Maybe you don’t believe your talent is useful in bringing glory to Christ. Remember the story of a little seamstress in Joppa? (Acts 9) Tabitha was a widow who knew how to sew. It’s not like that was a rare talent in her day. Every woman knew how to sew. But, Tabitha used her ability to provide clothing for widows and orphans all over her town. She had a well-developed ministry that brought glory to the Lord just because she had a vision for how she could use what she was good at to minister to those in need. She was so influential in her community through her sewing ministry that when she died her mourning friends sent word to Peter, and he came and raised her from the dead. After that happened, the Bible says that many came to know Christ, all because a little widow chose to use her talent.
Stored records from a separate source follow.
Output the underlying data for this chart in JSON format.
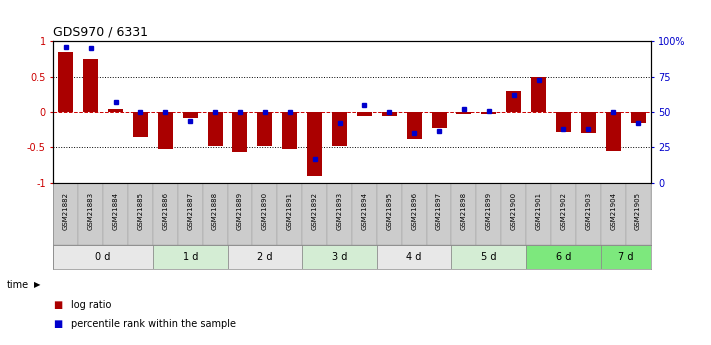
{
  "title": "GDS970 / 6331",
  "samples": [
    "GSM21882",
    "GSM21883",
    "GSM21884",
    "GSM21885",
    "GSM21886",
    "GSM21887",
    "GSM21888",
    "GSM21889",
    "GSM21890",
    "GSM21891",
    "GSM21892",
    "GSM21893",
    "GSM21894",
    "GSM21895",
    "GSM21896",
    "GSM21897",
    "GSM21898",
    "GSM21899",
    "GSM21900",
    "GSM21901",
    "GSM21902",
    "GSM21903",
    "GSM21904",
    "GSM21905"
  ],
  "log_ratio": [
    0.85,
    0.75,
    0.05,
    -0.35,
    -0.52,
    -0.08,
    -0.48,
    -0.57,
    -0.48,
    -0.52,
    -0.9,
    -0.48,
    -0.05,
    -0.05,
    -0.38,
    -0.22,
    -0.03,
    -0.03,
    0.3,
    0.5,
    -0.28,
    -0.3,
    -0.55,
    -0.15
  ],
  "percentile": [
    0.96,
    0.95,
    0.57,
    0.5,
    0.5,
    0.44,
    0.5,
    0.5,
    0.5,
    0.5,
    0.17,
    0.42,
    0.55,
    0.5,
    0.35,
    0.37,
    0.52,
    0.51,
    0.62,
    0.73,
    0.38,
    0.38,
    0.5,
    0.42
  ],
  "time_groups": [
    {
      "label": "0 d",
      "indices": [
        0,
        1,
        2,
        3
      ],
      "color": "#e8e8e8"
    },
    {
      "label": "1 d",
      "indices": [
        4,
        5,
        6
      ],
      "color": "#d4edd4"
    },
    {
      "label": "2 d",
      "indices": [
        7,
        8,
        9
      ],
      "color": "#e8e8e8"
    },
    {
      "label": "3 d",
      "indices": [
        10,
        11,
        12
      ],
      "color": "#d4edd4"
    },
    {
      "label": "4 d",
      "indices": [
        13,
        14,
        15
      ],
      "color": "#e8e8e8"
    },
    {
      "label": "5 d",
      "indices": [
        16,
        17,
        18
      ],
      "color": "#d4edd4"
    },
    {
      "label": "6 d",
      "indices": [
        19,
        20,
        21
      ],
      "color": "#7de87d"
    },
    {
      "label": "7 d",
      "indices": [
        22,
        23
      ],
      "color": "#7de87d"
    }
  ],
  "bar_color": "#aa0000",
  "dot_color": "#0000cc",
  "ylim": [
    -1,
    1
  ],
  "yticks": [
    -1,
    -0.5,
    0,
    0.5,
    1
  ],
  "ytick_labels_left": [
    "-1",
    "-0.5",
    "0",
    "0.5",
    "1"
  ],
  "ytick_labels_right": [
    "0",
    "25",
    "50",
    "75",
    "100%"
  ],
  "legend_items": [
    {
      "label": "log ratio",
      "color": "#aa0000"
    },
    {
      "label": "percentile rank within the sample",
      "color": "#0000cc"
    }
  ]
}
There is no such thing as an insufficient gift from God. Whatever your talent, there are ways to use it to bring glory to Christ. Just ask the jump rope champion that travels all over the world teaching kids about Christ while he does jump rope tricks. Ask the flower-arranging employee in the craft store who told me she creates beautiful things because beauty brings glory to God. Ask the nursery worker who has an amazing ability to calm down the fussiest babies so that their mamas can worship the Creator of the Universe.
Maybe you are using your talent, but you are using it in ways that don’t bring glory to Jesus. You may have the “gift of gab” and make friends easily, but if you are using your words to gossip or tear others down, you’re wasting your talent. If you are great at making and managing money but you are stingy with what you have, then you are wasting your talent. If you have a rare ability to think deeply and operate on a high intellectual plane, yet you never dwell on God’s word and who He really is, then you are wasting the brain power that God has given you.
We all have so much more to offer to the kingdom. Let’s not neglect the opportunity that we have to use what God has given us. We should be working to develop our talents, to improve and be even better equipped to use our abilities for His glory and for the church’s good. Erma Bombeck wrote: When I stand before God at the end of my life, I would hope that I would not have a single bit of talent left, and could say, “I used everything you gave me.” What if we all made this our goal? No more talent lying dormant in the Christian’s life–just a joyful exercising of the good gifts and abilities that God has blessed us with. Even a meager talent can have an eternal impact when Christ is involved. We have no way of knowing what He will do through us if only we have willing hearts and open hands, giving all that He has given us back to Him.
Well I’m 58 now and still don’t know what my talent could be!!!
Camin, ask your loved ones! I’m sure they could name a few!
“You may have the “gift of gab” and make friends easily, but if you are using your words to gossip or tear others down, you’re wasting your talent.”
“If you have a rare ability to think deeply and operate on a high intellectual plane, yet you never dwell on God’s word and who He really is, then you are wasting the brain power that God has given you.”
Ouch Quite on point, thanks for the admonishment
So good. A word in due season, thank you!
I just happened on your blog post about persons who have died. I’m hooked. That is the way that I interpret the Bible as well. I also have thought if in death as Christians we live at God’s right hand without a tear, He would not let us see the problems that his family has now on the other hand if you were without God, maybe… Now after reading this blog post I have realized that I needed an adjustment to my attitude. Thank you Melissa.